Once your mind gets used to Atwood’s kooky names for things — the AnooYoos and SecretBurgers — you fall into her intensely inventive world and find yourself carried happily along.

That’s in part because the book is funny. Pleeb street gangs are named like restaurants (“Asian Fusions” and “Blackened Redfish”), The Gardeners’ self-defense moves are named for pieces of sushi, and their extensive pantheon of saints includes folks like James Lovelock, Linnaeus, Gautama Buddha, and E. O. Wilson.

“A certain distortion is used to get at the truth,” Flannery O’Connor once said, though Stephen Colbert or George Orwell (or Margaret Atwood, for that matter) probably could have said it just as well. Despite its futuristic trappings, The Year of the Flood’s world is recognizably our world. People drive solar cars and dine on endangered species in not-so-secret banquet rooms and the “media Corps” controls what is and isn’t news. Atwood’s implied message is deadly serious: unless we alter our course significantly, we’re all going to end up as pink porridge.

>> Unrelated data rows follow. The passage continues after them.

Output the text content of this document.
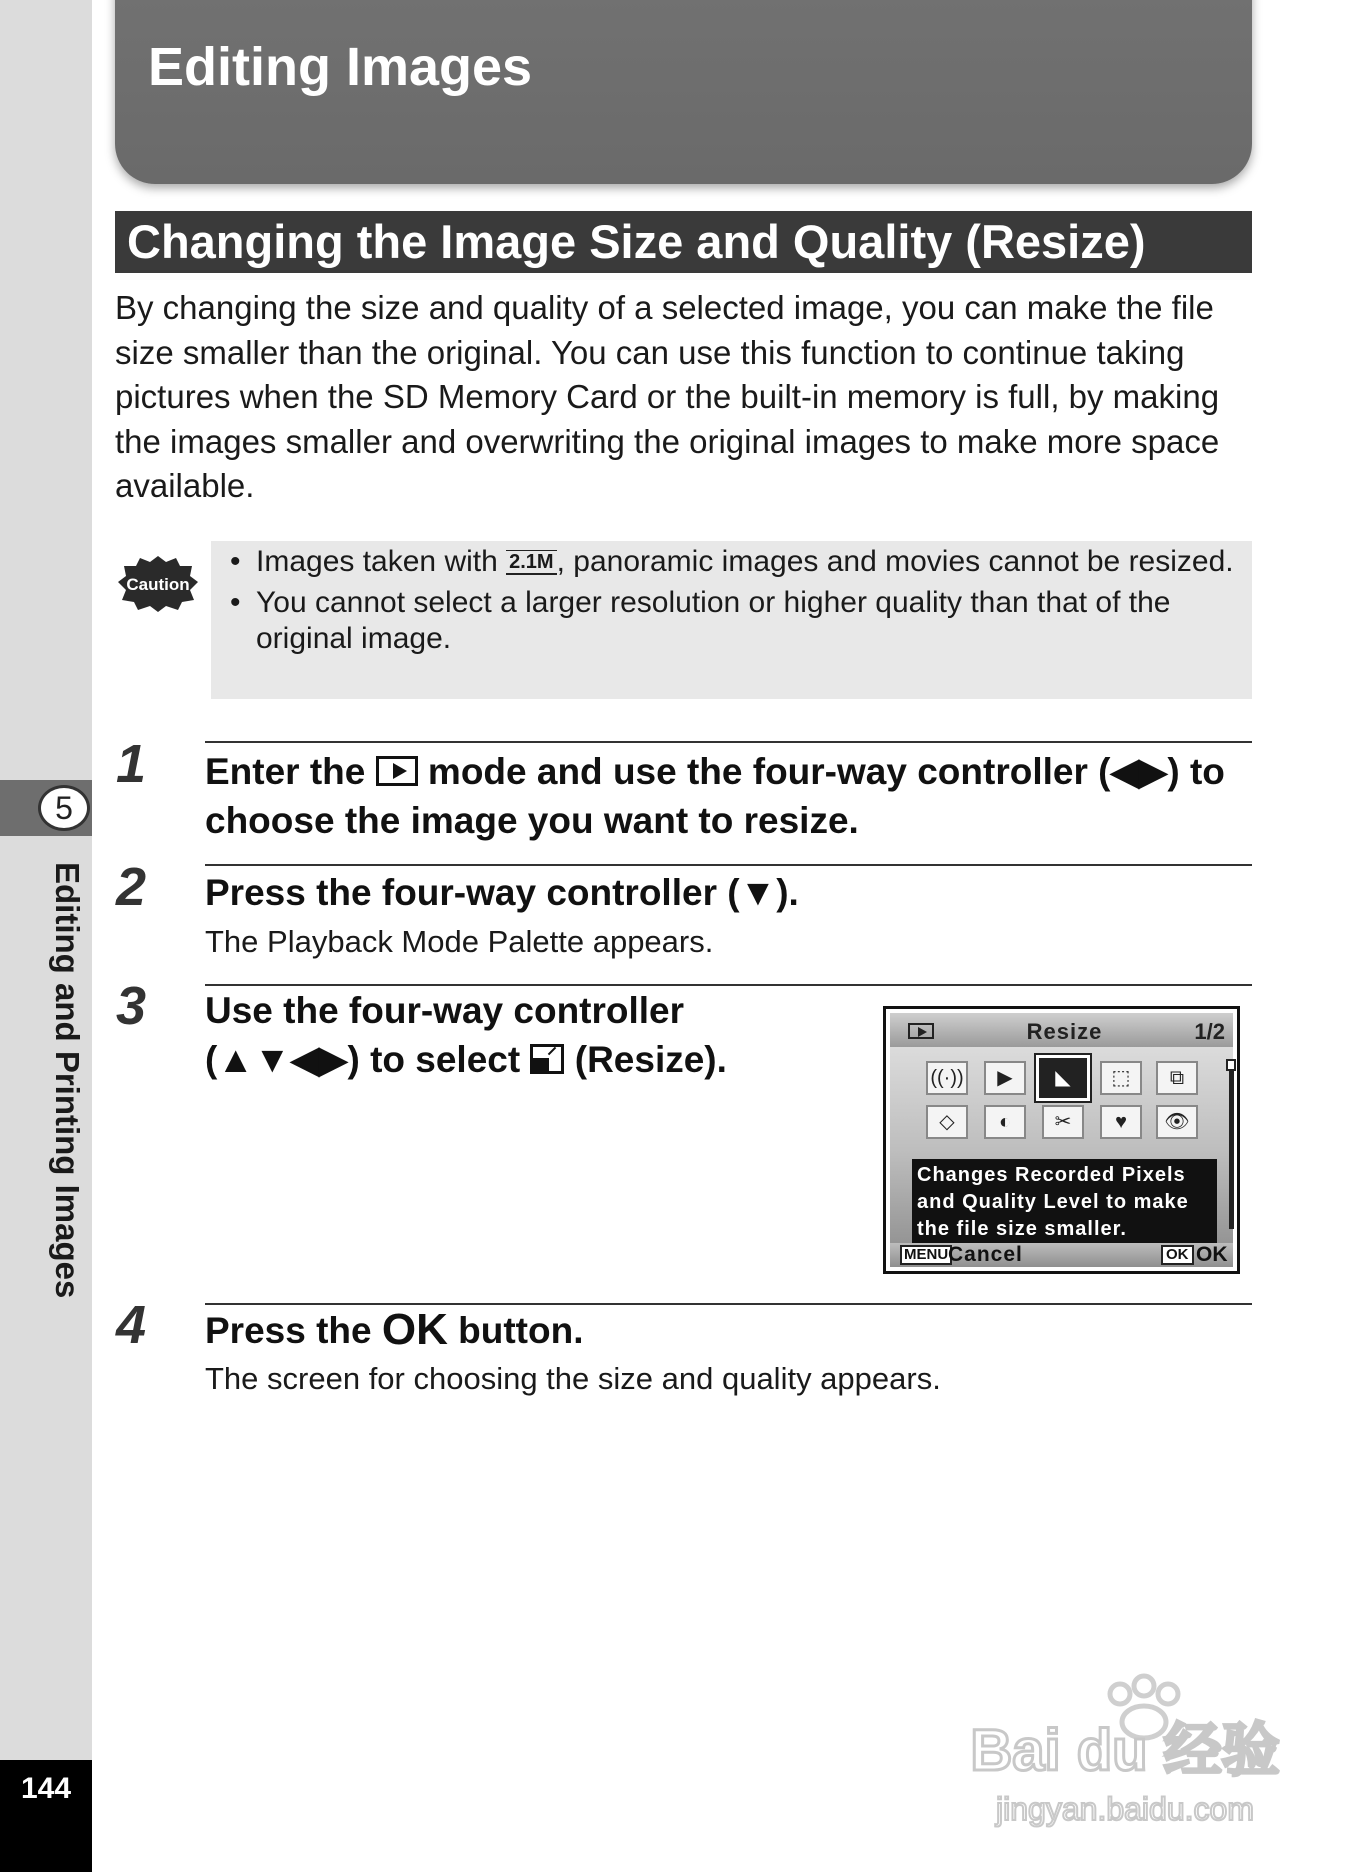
5
Editing and Printing Images
144
Editing Images
Changing the Image Size and Quality (Resize)

By changing the size and quality of a selected image, you can make the file size smaller than the original. You can use this function to continue taking pictures when the SD Memory Card or the built-in memory is full, by making the images smaller and overwriting the original images to make more space available.

Caution
• Images taken with 2.1M , panoramic images and movies cannot be resized.
• You cannot select a larger resolution or higher quality than that of the original image.
1 Enter the  mode and use the four-way controller (◀▶) to choose the image you want to resize.
2 Press the four-way controller (▼).
The Playback Mode Palette appears.
3 Use the four-way controller
(▲▼◀▶) to select  (Resize).
Resize	1/2
((·))	▶	◣	⬚	⧉
◇	◐	✂	♥	👁
Changes Recorded Pixels and Quality Level to make the file size smaller.
MENU Cancel	OK OK
4 Press the OK button.
The screen for choosing the size and quality appears.
Bai du 经验
jingyan.baidu.com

Can a science fiction novel make a difference? Can any work of fiction? That’s not for me to answer, but I do believe every drop in the bucket helps. No matter how many reports a body like the United States Global Change Research Program issues, statistics and projections about climate change don’t reach people in their guts. Stories affect people because story is the most effective form we have for rendering situations in the moment-by-moment reality of an individual’s experience. Stories show us what it’s like to see, feel, and hear as someone else.

We live in a middleworld, struggling to measure what we’ve already lost, while we peer into a greenhouse future in which our grandchildren will probably have to prepare for cataclysmic droughts, massive human migrations from the coasts, and empty supermarket shelves. Here’s Toby, looking back on her life: “I knew there were things wrong in the world, they were referred to, I’d seen them in the onscreen news. But the wrong things were somewhere else. . . . The waiting builds up in you like a tide. You start wanting it to be done with. You find yourself saying to the sky, Just do it. Do your worst. Get it over with.”

The Year of the Flood might be too silly, too speculative, or too entertaining to move many of its readers to action. But it might move some. It might move thousands. As Ren the trapeze dancer says, “If you can’t wish, why bother?”